Mechanistic study on the effect of benzenesulfonate position on the stability of sodium dodecylbenzene sulfonate-emulsified asphalt

Abstract

The stability of emulsified asphalt is crucial for engineering applications, where the influence of emulsifiers on stability cannot be overlooked. However, most studies have focused on macroscopic approaches, with few investigating the mechanisms by which emulsifier isomers affect stability at the microscopic level. This study employs molecular dynamics simulations to elucidate further the mechanism by which emulsifier isomers influence the stability of emulsified asphalt on a microscopic scale. Specifically, the research examines the effects of varying sodium dodecylbenzene sulfonate (SDBS) concentration and the position of the benzenesulfonate along the alkyl chain of the SDBS molecule. The focus is on the configurations 4-1ΦC12S, 4-3ΦC12S, and 4-5ΦC12S. The analysis includes diffusion coefficients, interfacial formation energies, relative concentration distributions, and radial distribution functions. The simulation results reveal that 15 % of the 4-1ΦC12S emulsifier exhibits excellent migration ability, reducing interfacial tension and forming a stable interfacial film, thereby enhancing the stability of emulsified asphalt.

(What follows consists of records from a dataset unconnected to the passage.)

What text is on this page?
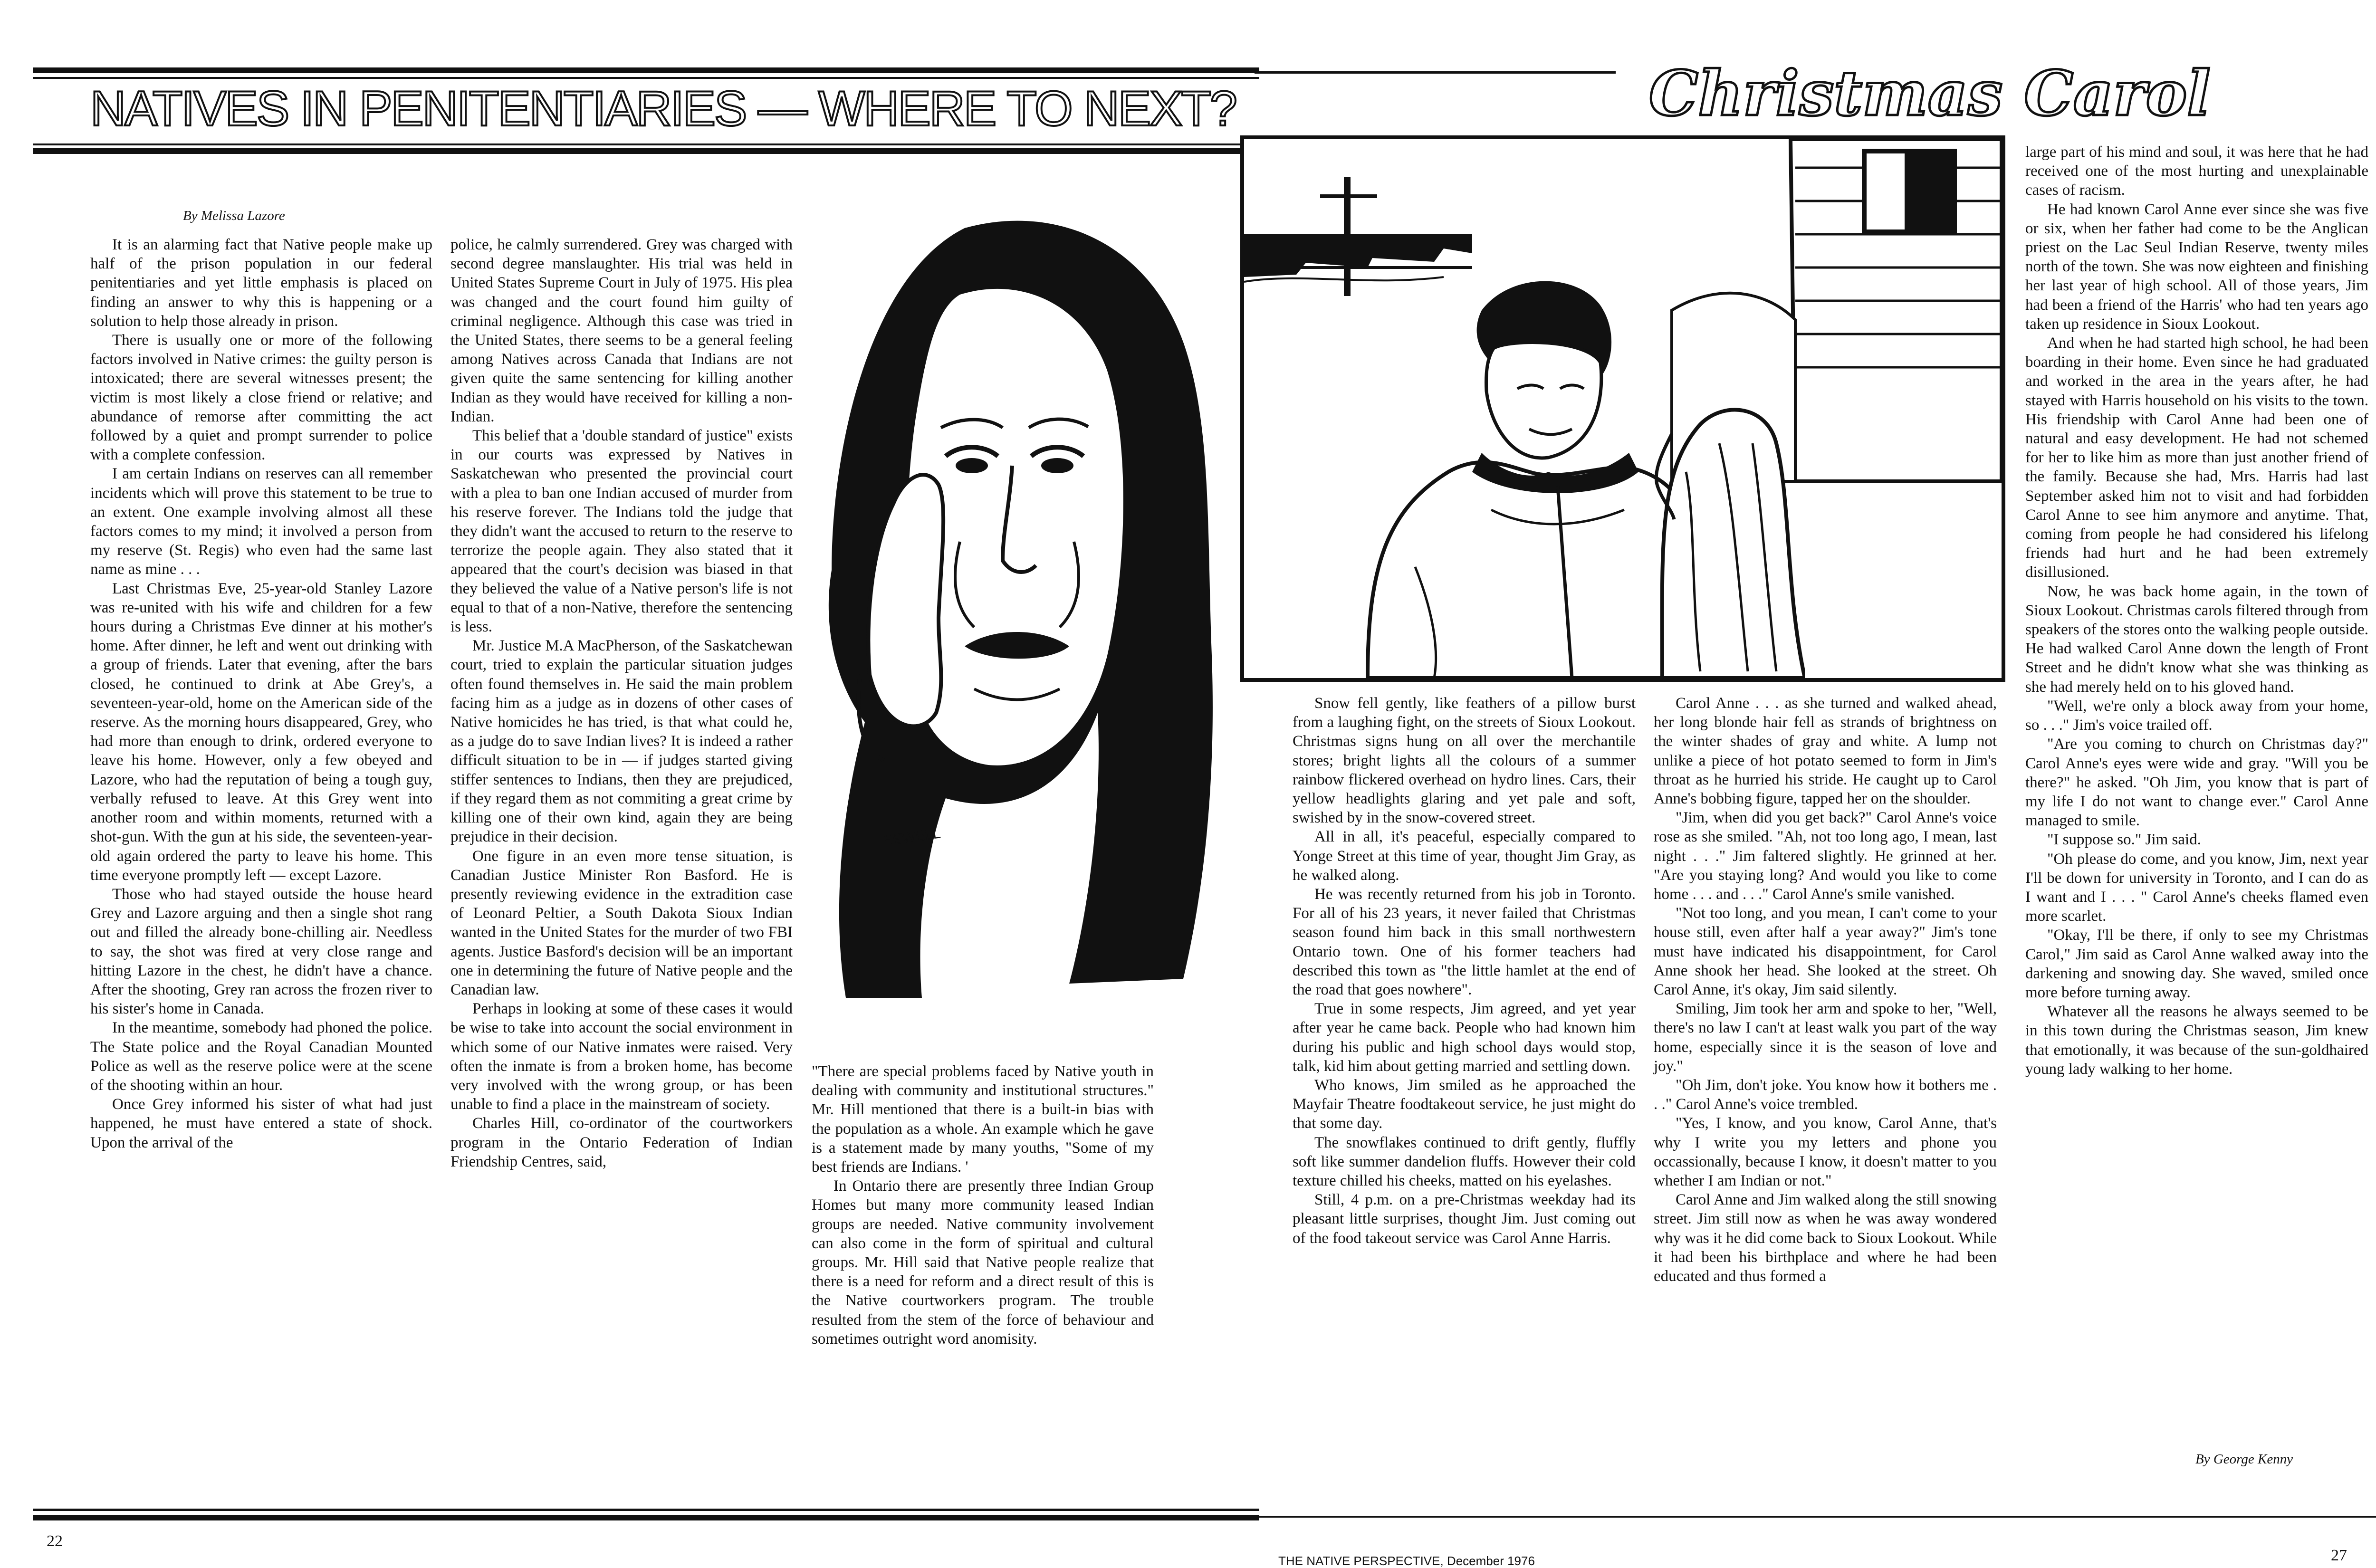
NATIVES IN PENITENTIARIES — WHERE TO NEXT?
By Melissa Lazore

It is an alarming fact that Native people make up half of the prison population in our federal penitentiaries and yet little emphasis is placed on finding an answer to why this is happening or a solution to help those already in prison.

There is usually one or more of the following factors involved in Native crimes: the guilty person is intoxicated; there are several witnesses present; the victim is most likely a close friend or relative; and abundance of remorse after committing the act followed by a quiet and prompt surrender to police with a complete confession.

I am certain Indians on reserves can all remember incidents which will prove this statement to be true to an extent. One example involving almost all these factors comes to my mind; it involved a person from my reserve (St. Regis) who even had the same last name as mine . . .

Last Christmas Eve, 25-year-old Stanley Lazore was re-united with his wife and children for a few hours during a Christmas Eve dinner at his mother's home. After dinner, he left and went out drinking with a group of friends. Later that evening, after the bars closed, he continued to drink at Abe Grey's, a seventeen-year-old, home on the American side of the reserve. As the morning hours disappeared, Grey, who had more than enough to drink, ordered everyone to leave his home. However, only a few obeyed and Lazore, who had the reputation of being a tough guy, verbally refused to leave. At this Grey went into another room and within moments, returned with a shot-gun. With the gun at his side, the seventeen-year-old again ordered the party to leave his home. This time everyone promptly left — except Lazore.

Those who had stayed outside the house heard Grey and Lazore arguing and then a single shot rang out and filled the already bone-chilling air. Needless to say, the shot was fired at very close range and hitting Lazore in the chest, he didn't have a chance. After the shooting, Grey ran across the frozen river to his sister's home in Canada.

In the meantime, somebody had phoned the police. The State police and the Royal Canadian Mounted Police as well as the reserve police were at the scene of the shooting within an hour.

Once Grey informed his sister of what had just happened, he must have entered a state of shock. Upon the arrival of the

police, he calmly surrendered. Grey was charged with second degree manslaughter. His trial was held in United States Supreme Court in July of 1975. His plea was changed and the court found him guilty of criminal negligence. Although this case was tried in the United States, there seems to be a general feeling among Natives across Canada that Indians are not given quite the same sentencing for killing another Indian as they would have received for killing a non-Indian.

This belief that a 'double standard of justice" exists in our courts was expressed by Natives in Saskatchewan who presented the provincial court with a plea to ban one Indian accused of murder from his reserve forever. The Indians told the judge that they didn't want the accused to return to the reserve to terrorize the people again. They also stated that it appeared that the court's decision was biased in that they believed the value of a Native person's life is not equal to that of a non-Native, therefore the sentencing is less.

Mr. Justice M.A MacPherson, of the Saskatchewan court, tried to explain the particular situation judges often found themselves in. He said the main problem facing him as a judge as in dozens of other cases of Native homicides he has tried, is that what could he, as a judge do to save Indian lives? It is indeed a rather difficult situation to be in — if judges started giving stiffer sentences to Indians, then they are prejudiced, if they regard them as not commiting a great crime by killing one of their own kind, again they are being prejudice in their decision.

One figure in an even more tense situation, is Canadian Justice Minister Ron Basford. He is presently reviewing evidence in the extradition case of Leonard Peltier, a South Dakota Sioux Indian wanted in the United States for the murder of two FBI agents. Justice Basford's decision will be an important one in determining the future of Native people and the Canadian law.

Perhaps in looking at some of these cases it would be wise to take into account the social environment in which some of our Native inmates were raised. Very often the inmate is from a broken home, has become very involved with the wrong group, or has been unable to find a place in the mainstream of society.

Charles Hill, co-ordinator of the courtworkers program in the Ontario Federation of Indian Friendship Centres, said,

"There are special problems faced by Native youth in dealing with community and institutional structures." Mr. Hill mentioned that there is a built-in bias with the population as a whole. An example which he gave is a statement made by many youths, "Some of my best friends are Indians. '

In Ontario there are presently three Indian Group Homes but many more community leased Indian groups are needed. Native community involvement can also come in the form of spiritual and cultural groups. Mr. Hill said that Native people realize that there is a need for reform and a direct result of this is the Native courtworkers program. The trouble resulted from the stem of the force of behaviour and sometimes outright word anomisity.

SEWELL
Christmas Carol

Snow fell gently, like feathers of a pillow burst from a laughing fight, on the streets of Sioux Lookout. Christmas signs hung on all over the merchantile stores; bright lights all the colours of a summer rainbow flickered overhead on hydro lines. Cars, their yellow headlights glaring and yet pale and soft, swished by in the snow-covered street.

All in all, it's peaceful, especially compared to Yonge Street at this time of year, thought Jim Gray, as he walked along.

He was recently returned from his job in Toronto. For all of his 23 years, it never failed that Christmas season found him back in this small northwestern Ontario town. One of his former teachers had described this town as "the little hamlet at the end of the road that goes nowhere".

True in some respects, Jim agreed, and yet year after year he came back. People who had known him during his public and high school days would stop, talk, kid him about getting married and settling down.

Who knows, Jim smiled as he approached the Mayfair Theatre foodtakeout service, he just might do that some day.

The snowflakes continued to drift gently, fluffly soft like summer dandelion fluffs. However their cold texture chilled his cheeks, matted on his eyelashes.

Still, 4 p.m. on a pre-Christmas weekday had its pleasant little surprises, thought Jim. Just coming out of the food takeout service was Carol Anne Harris.

Carol Anne . . . as she turned and walked ahead, her long blonde hair fell as strands of brightness on the winter shades of gray and white. A lump not unlike a piece of hot potato seemed to form in Jim's throat as he hurried his stride. He caught up to Carol Anne's bobbing figure, tapped her on the shoulder.

"Jim, when did you get back?" Carol Anne's voice rose as she smiled. "Ah, not too long ago, I mean, last night . . ." Jim faltered slightly. He grinned at her. "Are you staying long? And would you like to come home . . . and . . ." Carol Anne's smile vanished.

"Not too long, and you mean, I can't come to your house still, even after half a year away?" Jim's tone must have indicated his disappointment, for Carol Anne shook her head. She looked at the street. Oh Carol Anne, it's okay, Jim said silently.

Smiling, Jim took her arm and spoke to her, "Well, there's no law I can't at least walk you part of the way home, especially since it is the season of love and joy."

"Oh Jim, don't joke. You know how it bothers me . . ." Carol Anne's voice trembled.

"Yes, I know, and you know, Carol Anne, that's why I write you my letters and phone you occassionally, because I know, it doesn't matter to you whether I am Indian or not."

Carol Anne and Jim walked along the still snowing street. Jim still now as when he was away wondered why was it he did come back to Sioux Lookout. While it had been his birthplace and where he had been educated and thus formed a

large part of his mind and soul, it was here that he had received one of the most hurting and unexplainable cases of racism.

He had known Carol Anne ever since she was five or six, when her father had come to be the Anglican priest on the Lac Seul Indian Reserve, twenty miles north of the town. She was now eighteen and finishing her last year of high school. All of those years, Jim had been a friend of the Harris' who had ten years ago taken up residence in Sioux Lookout.

And when he had started high school, he had been boarding in their home. Even since he had graduated and worked in the area in the years after, he had stayed with Harris household on his visits to the town. His friendship with Carol Anne had been one of natural and easy development. He had not schemed for her to like him as more than just another friend of the family. Because she had, Mrs. Harris had last September asked him not to visit and had forbidden Carol Anne to see him anymore and anytime. That, coming from people he had considered his lifelong friends had hurt and he had been extremely disillusioned.

Now, he was back home again, in the town of Sioux Lookout. Christmas carols filtered through from speakers of the stores onto the walking people outside. He had walked Carol Anne down the length of Front Street and he didn't know what she was thinking as she had merely held on to his gloved hand.

"Well, we're only a block away from your home, so . . ." Jim's voice trailed off.

"Are you coming to church on Christmas day?" Carol Anne's eyes were wide and gray. "Will you be there?" he asked. "Oh Jim, you know that is part of my life I do not want to change ever." Carol Anne managed to smile.

"I suppose so." Jim said.

"Oh please do come, and you know, Jim, next year I'll be down for university in Toronto, and I can do as I want and I . . . " Carol Anne's cheeks flamed even more scarlet.

"Okay, I'll be there, if only to see my Christmas Carol," Jim said as Carol Anne walked away into the darkening and snowing day. She waved, smiled once more before turning away.

Whatever all the reasons he always seemed to be in this town during the Christmas season, Jim knew that emotionally, it was because of the sun-goldhaired young lady walking to her home.

By George Kenny
22
THE NATIVE PERSPECTIVE, December 1976	27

In contrast, the “double-chain” structure of the 4-3ΦC12S and 4-5ΦC12S configurations causes spatial hindrance, restricting their activity and resulting in weak binding to water molecules. This weak adsorption at the oil–water interface leads to a less compact arrangement, thereby reducing the stability of the emulsified asphalt system. Overall, this microscopic study, utilizing molecular dynamics simulations, offers valuable insights for designing emulsifier molecular structures and enhancing the stability of emulsified asphalt. Moreover, the method can be applied to other emulsified asphalt systems, demonstrating significant potential for broader applications.